Economic News - June 2021
The economic environment is ripe for naïve and misguided narratives. Taken at face value, the latest reports on jobs, consumer prices, and retail sales suggest that the U.S. is in the grips of a jobless recovery and a stalling economy that is weighed down, by worrisome inflationary pressures. This assessment on the economy is not only wrong; it is also risky as it could lead to self-fulfilling prophecies. For one, the weak employment report for April doesn’t mean the job recovery has stalled — it’s simply taking a breather.
Likewise, the eye-opening jump in the consumer price index that month doesn’t mean inflation is about to spiral out of control. The economy is getting hotter, but it is not overheating. Supply chain bottlenecks and labor shortages amidst a tidal wave of pent-up demand are short-term catalysts driving up prices. They will continue to juice inflation for a while longer, but their impact should subside as the economy continues to re-open and bring more supply and labor online.
Finally, the flat retail sales for April after a 10.7 percent surge in March doesn’t mean consumer spending is stalling. The recovery in consumption is all about tempo, not speed. Spend, save, and pay down debt — that’s exactly what consumers did in early 2021 and are likely to continue doing for the rest of this year and next. The April spending hiatus fits that pattern and will likely be followed by another burst of consumption over the summer months. When all is said and done, we expect households to deliver the strongest full-year consumption growth since 1946. Simply put, don’t read too much into monthly data, which are often noisy, but keep an eye focused on the recovery trend.
Much ado has been made about the disappointingly weak retail sales report for April. When seen alongside the weaker-than-expected jobs report released a week earlier, a number of commentators have started to wonder if the robust recovery from the pandemic is starting to fade. Worse, with inflation spiking in April to the highest level since 2008, some see a revival of that dreaded episode of stagflation in the 1970s, which featured years of tepid growth and spiraling inflation.
Again, we caution against reading too much into one-month’s worth of data.
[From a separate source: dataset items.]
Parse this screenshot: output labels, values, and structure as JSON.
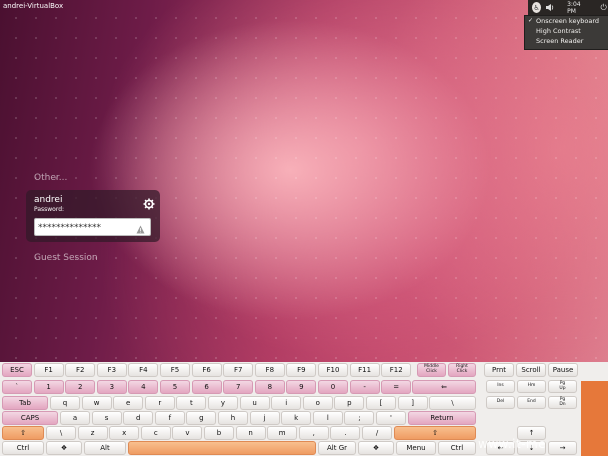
{
  "panel": {
    "hostname": "andrei-VirtualBox",
    "time": "3:04 PM",
    "accessibility_menu": [
      {
        "label": "Onscreen keyboard",
        "checked": true
      },
      {
        "label": "High Contrast",
        "checked": false
      },
      {
        "label": "Screen Reader",
        "checked": false
      }
    ]
  },
  "greeter": {
    "other_label": "Other...",
    "user_name": "andrei",
    "password_label": "Password:",
    "password_value": "**************",
    "guest_label": "Guest Session"
  },
  "keyboard": {
    "fn_row": [
      "ESC",
      "F1",
      "F2",
      "F3",
      "F4",
      "F5",
      "F6",
      "F7",
      "F8",
      "F9",
      "F10",
      "F11",
      "F12"
    ],
    "middle_click": [
      "Middle",
      "Click"
    ],
    "right_click": [
      "Right",
      "Click"
    ],
    "nav_top": [
      "Prnt",
      "Scroll",
      "Pause"
    ],
    "number_row": [
      "`",
      "1",
      "2",
      "3",
      "4",
      "5",
      "6",
      "7",
      "8",
      "9",
      "0",
      "-",
      "=",
      "⇐"
    ],
    "tab_row": [
      "Tab",
      "q",
      "w",
      "e",
      "r",
      "t",
      "y",
      "u",
      "i",
      "o",
      "p",
      "[",
      "]",
      "\\"
    ],
    "caps_row": [
      "CAPS",
      "a",
      "s",
      "d",
      "f",
      "g",
      "h",
      "j",
      "k",
      "l",
      ";",
      "'",
      "Return"
    ],
    "shift_row": [
      "⇧",
      "\\",
      "z",
      "x",
      "c",
      "v",
      "b",
      "n",
      "m",
      ",",
      ".",
      "/",
      "⇧"
    ],
    "bottom_row": [
      "Ctrl",
      "❖",
      "Alt",
      "",
      "Alt Gr",
      "❖",
      "Menu",
      "Ctrl"
    ],
    "ins_block": [
      "Ins",
      "Hm",
      "Pg Up",
      "Del",
      "End",
      "Pg Dn"
    ],
    "arrows": [
      "↑",
      "←",
      "↓",
      "→"
    ]
  },
  "watermark": "www.it-me",
  "colors": {
    "accent_pink": "#e3a6c0",
    "accent_orange": "#ef9c63",
    "panel_dark": "#2a2624"
  }
}
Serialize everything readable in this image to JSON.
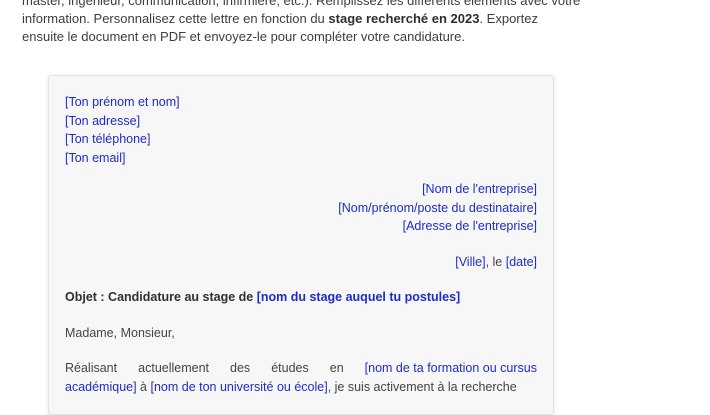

In normal times, Washington’s data mills can spew out a cluster of noisy data that may or may not reflect underlying trends. In an economy recovering from pandemic-related shutdowns, the reports can be particularly misleading. Shutting down the economy was a relatively straightforward process, but a full reopening won’t be. More than ever, it’s critical to focus on the broad picture, rather than individual data points.
What the broad picture shows is a recovery that is being fueled by on-again, off-again massive fiscal stimulus that is producing a lumpy recovery. Indeed, the flat reading for retail sales was no surprise. A breather was in order following a 10.7 percent gain in March fueled by $440 billion in stimulus payments and enhanced unemployment benefits. The bigger surprise was that none of the whopping March gain was given back in April. Importantly, the unchanged headline reading in April masked some significant changes in how households are spending their money, reflecting the dynamics of a reopening economy. Simply put, consumers are spending less on goods and more on dining out and cars. As households continue to adjust to a rebooting economy, their spending patterns will adjust as well.
While consumers took a breather in April, they have an enormous amount of firepower to resume a brisk pace of spending over the summer. For one, a big chunk of those $440 million in stimulus payments doled out in March has yet to be spent. Much of it is resting in savings accounts, as evidenced by a 13.7 percentage point surge in the personal savings rate to 27.6 percent in March. To be sure, those funds are not burning a hole in the pockets of households. Surveys show that upper-income individuals hold the bulk of those savings and they have a lower propensity to spend than those further down the income ladder.
That said, after more than a year of pandemic-enforced restraints on spending, that wealthier cohort is ready to unleash a torrent of pent-up demand. Thanks to broader vaccine coverage and the lifting of restrictions on restaurants, bars, stadiums, gyms, airlines, and other forms of leisure activities, households with discretionary incomes that have been sequestered in savings accounts are now set to go on a spending spree. Meanwhile, lower and middle-income individuals have also strengthened their balance sheets, using generous government transfer payments to pay down an enormous amount of debt. As well, government-mandated mortgage forbearance and the suspension of Federal student loan payments have freed up spendable funds for budget-squeezed families.
Going forward, however, the stimulus-fueled surge in demand will be getting less fiscal support. The March stimulus payments now entering the spending stream were the third and final round of fiscal stimulus enacted over the past year. The administration has ambitious spending plans, which would add heft to the economy’s growth rate but not by further swelling household bank accounts with additional transfer payments. Indeed, the $300 weekly federal supplement to unemployment benefits is scheduled to expire in September, 22 states have already opted out of the program, cutting off those enhanced benefits immediately. Hence, consumer spending later in the year will be more heavily influenced by income growth and how much of the $2.3 trillion in savings accumulated over the past year households will unlock for spending purposes.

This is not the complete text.